Après l’échec de la collection de manuels scolaires, « Aventure Maths », les Éditions POLE connaissent des hauts et des bas mais gardent le cap et traversent la tourmente (faillite du distributeur de presse, pandémie de Covid-19, explosion du prix du papier) grâce à un lectorat fidèle. En 2018, Gilles décide de prendre sa retraite pour se consacrer à d’autres projets qui lui tiennent particulièrement à cœur, toujours pour les autres et toujours autour des jeux et des mathématiques, notamment au sein du Club Tangente, une association « loi 1901 ». Il s’implique dans l’organisation d’évènements : les Trophées Tangente (voir article « Le palmarès 2023 des trophées Tangente »), la Journée Tangente, le concours Affaire de logique… Il confie la direction de la rédaction à Martine Brilleaud tout en continuant la gestion administrative des Éditions POLE. Il continue à y rédiger des articles et à diriger des hors-séries sur des sujets qui lui tiennent à cœur : La Recherche opérationnelle (Bibliothèque Tangente 75, 2021) – son sujet de recherche à l’université ‒ et, bien sûr, Mathématiques et Jeux de société (Bibliothèque Tangente 83, 2023).

 

 

 

Une œuvre généreuse et multiple

 

« Gilles Cohen fut un extraordinaire vulgarisateur des mathématiques. Mais il était bien plus que cela. Les maths faisaient partie de son ADN. Il les sentait. Il les vivait au quotidien. »

Daniel Justens

 

« Je me souviendrai d’avoir, durant quarante-trois ans, côtoyé un esprit brillant et ouvert à tous les jeux de l’esprit, excellent organisateur, infatigable analyste et chercheur, au service d’une immense culture, toujours tourné vers une large diffusion des savoirs, surtout vers les jeunes. »

Alain Zalmanski

 

« Ce qui nous frappait, chez Gilles, c’était son enthousiasme. Quand il nous a parlé de son idée de rendre la Journée Tangente annuelle, et du fait que c’était le Musée des arts et métiers qui le lui avait proposé, sa voix et son regard brillaient d’une joie presque enfantine, d’un enthousiasme intact. Nous espérons que son œuvre généreuse et multiple continuera. »

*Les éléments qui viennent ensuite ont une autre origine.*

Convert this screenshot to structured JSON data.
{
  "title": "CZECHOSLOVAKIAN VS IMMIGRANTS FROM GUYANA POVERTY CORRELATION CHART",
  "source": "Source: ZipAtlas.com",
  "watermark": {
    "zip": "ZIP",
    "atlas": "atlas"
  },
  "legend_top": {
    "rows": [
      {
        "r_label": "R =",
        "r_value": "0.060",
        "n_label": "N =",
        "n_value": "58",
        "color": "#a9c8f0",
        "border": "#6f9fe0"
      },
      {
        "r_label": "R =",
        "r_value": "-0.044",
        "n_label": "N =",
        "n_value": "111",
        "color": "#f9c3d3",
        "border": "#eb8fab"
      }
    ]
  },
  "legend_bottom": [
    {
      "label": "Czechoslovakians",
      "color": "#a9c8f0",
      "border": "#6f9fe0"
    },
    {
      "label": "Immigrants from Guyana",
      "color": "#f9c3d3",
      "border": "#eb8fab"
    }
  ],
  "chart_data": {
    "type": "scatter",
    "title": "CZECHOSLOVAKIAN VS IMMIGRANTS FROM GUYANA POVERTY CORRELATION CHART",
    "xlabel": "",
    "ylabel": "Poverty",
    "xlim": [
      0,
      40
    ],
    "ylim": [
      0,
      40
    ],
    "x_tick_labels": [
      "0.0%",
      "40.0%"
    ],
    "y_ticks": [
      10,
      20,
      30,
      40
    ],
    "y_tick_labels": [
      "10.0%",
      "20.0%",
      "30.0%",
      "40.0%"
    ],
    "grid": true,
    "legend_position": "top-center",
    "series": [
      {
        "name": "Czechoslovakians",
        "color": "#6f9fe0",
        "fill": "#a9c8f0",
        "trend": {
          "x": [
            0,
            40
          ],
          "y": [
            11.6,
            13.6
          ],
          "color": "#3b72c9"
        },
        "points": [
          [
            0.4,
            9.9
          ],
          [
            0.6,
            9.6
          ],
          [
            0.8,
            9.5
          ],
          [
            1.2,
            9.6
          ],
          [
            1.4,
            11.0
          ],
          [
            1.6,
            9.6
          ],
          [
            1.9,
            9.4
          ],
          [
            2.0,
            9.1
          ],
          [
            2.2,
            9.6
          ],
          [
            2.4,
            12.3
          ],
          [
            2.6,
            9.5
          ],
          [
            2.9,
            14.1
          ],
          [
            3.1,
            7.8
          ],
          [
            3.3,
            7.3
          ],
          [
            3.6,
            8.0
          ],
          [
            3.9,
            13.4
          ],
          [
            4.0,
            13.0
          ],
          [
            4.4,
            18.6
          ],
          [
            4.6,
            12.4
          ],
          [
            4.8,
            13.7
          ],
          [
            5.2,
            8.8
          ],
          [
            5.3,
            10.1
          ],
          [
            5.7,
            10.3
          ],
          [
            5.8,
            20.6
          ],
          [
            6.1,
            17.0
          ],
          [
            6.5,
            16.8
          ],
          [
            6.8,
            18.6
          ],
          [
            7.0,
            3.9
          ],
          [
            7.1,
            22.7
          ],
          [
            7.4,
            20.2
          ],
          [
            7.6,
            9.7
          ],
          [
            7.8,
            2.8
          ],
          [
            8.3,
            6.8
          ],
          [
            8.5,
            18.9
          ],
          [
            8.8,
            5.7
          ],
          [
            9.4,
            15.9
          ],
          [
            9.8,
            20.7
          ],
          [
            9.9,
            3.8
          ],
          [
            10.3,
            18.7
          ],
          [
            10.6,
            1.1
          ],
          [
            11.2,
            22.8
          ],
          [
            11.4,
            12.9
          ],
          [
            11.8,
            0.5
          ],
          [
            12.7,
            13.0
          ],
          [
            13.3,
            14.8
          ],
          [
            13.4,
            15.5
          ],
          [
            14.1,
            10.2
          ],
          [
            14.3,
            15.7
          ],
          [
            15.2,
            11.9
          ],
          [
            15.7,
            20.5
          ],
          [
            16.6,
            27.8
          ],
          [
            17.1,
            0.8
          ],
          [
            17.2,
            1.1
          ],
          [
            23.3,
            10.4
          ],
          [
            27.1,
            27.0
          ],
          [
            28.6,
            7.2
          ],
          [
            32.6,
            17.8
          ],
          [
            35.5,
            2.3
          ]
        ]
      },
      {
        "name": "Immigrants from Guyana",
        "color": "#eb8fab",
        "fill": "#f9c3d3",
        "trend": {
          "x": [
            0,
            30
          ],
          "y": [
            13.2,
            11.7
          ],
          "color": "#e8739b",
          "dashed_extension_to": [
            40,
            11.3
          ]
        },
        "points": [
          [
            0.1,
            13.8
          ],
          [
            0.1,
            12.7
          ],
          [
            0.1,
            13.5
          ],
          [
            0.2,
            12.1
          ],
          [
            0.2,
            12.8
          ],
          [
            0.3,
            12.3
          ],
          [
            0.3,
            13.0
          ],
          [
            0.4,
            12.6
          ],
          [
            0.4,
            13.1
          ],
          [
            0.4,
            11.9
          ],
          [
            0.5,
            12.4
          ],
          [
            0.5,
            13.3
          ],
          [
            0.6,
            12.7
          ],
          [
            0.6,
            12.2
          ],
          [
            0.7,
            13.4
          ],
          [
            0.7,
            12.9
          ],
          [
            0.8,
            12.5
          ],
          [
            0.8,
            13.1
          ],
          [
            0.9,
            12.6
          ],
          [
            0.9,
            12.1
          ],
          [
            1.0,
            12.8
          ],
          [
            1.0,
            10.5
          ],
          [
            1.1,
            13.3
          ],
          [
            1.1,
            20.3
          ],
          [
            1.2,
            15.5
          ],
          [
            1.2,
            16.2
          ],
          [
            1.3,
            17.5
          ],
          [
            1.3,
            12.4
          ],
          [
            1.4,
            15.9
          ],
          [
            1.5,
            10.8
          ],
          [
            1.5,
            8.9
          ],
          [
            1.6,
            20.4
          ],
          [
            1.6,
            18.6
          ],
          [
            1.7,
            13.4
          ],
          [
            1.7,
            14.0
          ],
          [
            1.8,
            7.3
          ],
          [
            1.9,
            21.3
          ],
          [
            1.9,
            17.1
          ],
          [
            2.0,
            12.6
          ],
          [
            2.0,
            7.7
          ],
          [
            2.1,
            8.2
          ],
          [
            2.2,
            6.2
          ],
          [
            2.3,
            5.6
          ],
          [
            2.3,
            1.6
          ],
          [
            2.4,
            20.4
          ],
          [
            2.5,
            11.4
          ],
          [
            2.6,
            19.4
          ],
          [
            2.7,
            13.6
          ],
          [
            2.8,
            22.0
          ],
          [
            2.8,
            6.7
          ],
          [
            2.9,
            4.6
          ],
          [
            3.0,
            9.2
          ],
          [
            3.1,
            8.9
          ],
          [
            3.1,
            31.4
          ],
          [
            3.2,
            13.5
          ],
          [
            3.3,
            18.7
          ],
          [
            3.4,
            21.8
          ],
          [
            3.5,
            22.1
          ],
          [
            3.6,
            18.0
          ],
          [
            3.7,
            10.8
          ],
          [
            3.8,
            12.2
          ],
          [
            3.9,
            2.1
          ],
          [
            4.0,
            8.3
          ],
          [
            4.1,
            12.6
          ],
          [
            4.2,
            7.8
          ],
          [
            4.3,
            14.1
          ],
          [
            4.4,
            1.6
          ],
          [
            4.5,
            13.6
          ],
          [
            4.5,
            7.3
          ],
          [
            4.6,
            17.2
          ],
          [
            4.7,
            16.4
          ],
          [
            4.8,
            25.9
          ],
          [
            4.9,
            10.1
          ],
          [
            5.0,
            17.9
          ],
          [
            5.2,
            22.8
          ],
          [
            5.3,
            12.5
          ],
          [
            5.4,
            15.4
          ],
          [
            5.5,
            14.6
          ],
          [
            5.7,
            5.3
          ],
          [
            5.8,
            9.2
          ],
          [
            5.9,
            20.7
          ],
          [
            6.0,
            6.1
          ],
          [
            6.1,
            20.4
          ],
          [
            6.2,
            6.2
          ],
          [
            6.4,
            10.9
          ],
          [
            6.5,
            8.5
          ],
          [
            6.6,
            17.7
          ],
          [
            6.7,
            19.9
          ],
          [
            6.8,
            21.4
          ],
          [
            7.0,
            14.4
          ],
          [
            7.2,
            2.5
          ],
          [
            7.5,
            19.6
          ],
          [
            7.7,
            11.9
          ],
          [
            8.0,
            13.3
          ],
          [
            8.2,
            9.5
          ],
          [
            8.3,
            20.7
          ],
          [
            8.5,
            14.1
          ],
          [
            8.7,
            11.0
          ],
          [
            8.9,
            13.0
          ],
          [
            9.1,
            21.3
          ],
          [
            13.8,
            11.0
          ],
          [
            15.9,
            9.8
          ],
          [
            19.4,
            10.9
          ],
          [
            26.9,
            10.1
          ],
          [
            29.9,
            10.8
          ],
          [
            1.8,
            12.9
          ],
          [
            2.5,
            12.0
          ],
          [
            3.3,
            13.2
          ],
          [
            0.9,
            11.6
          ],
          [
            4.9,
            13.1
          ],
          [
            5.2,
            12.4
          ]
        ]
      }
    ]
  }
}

Meriem Zoghlami et François Perrin (Compagnie Terraquée

 

 

Gilles Cohen et Marie José Pestel en 2023 au salon Culture et Jeux mathématique,
place Saint-Sulpice (Paris).

 

 


références

Tangente 1, 1987.
Gilles Cohen, une carrière vouée à la vulgarisation mathématique. Maxime de Ruelle, in Ambassadeurs français des mathématiques, Bibliothèque Tangente 48, POLE, 2013.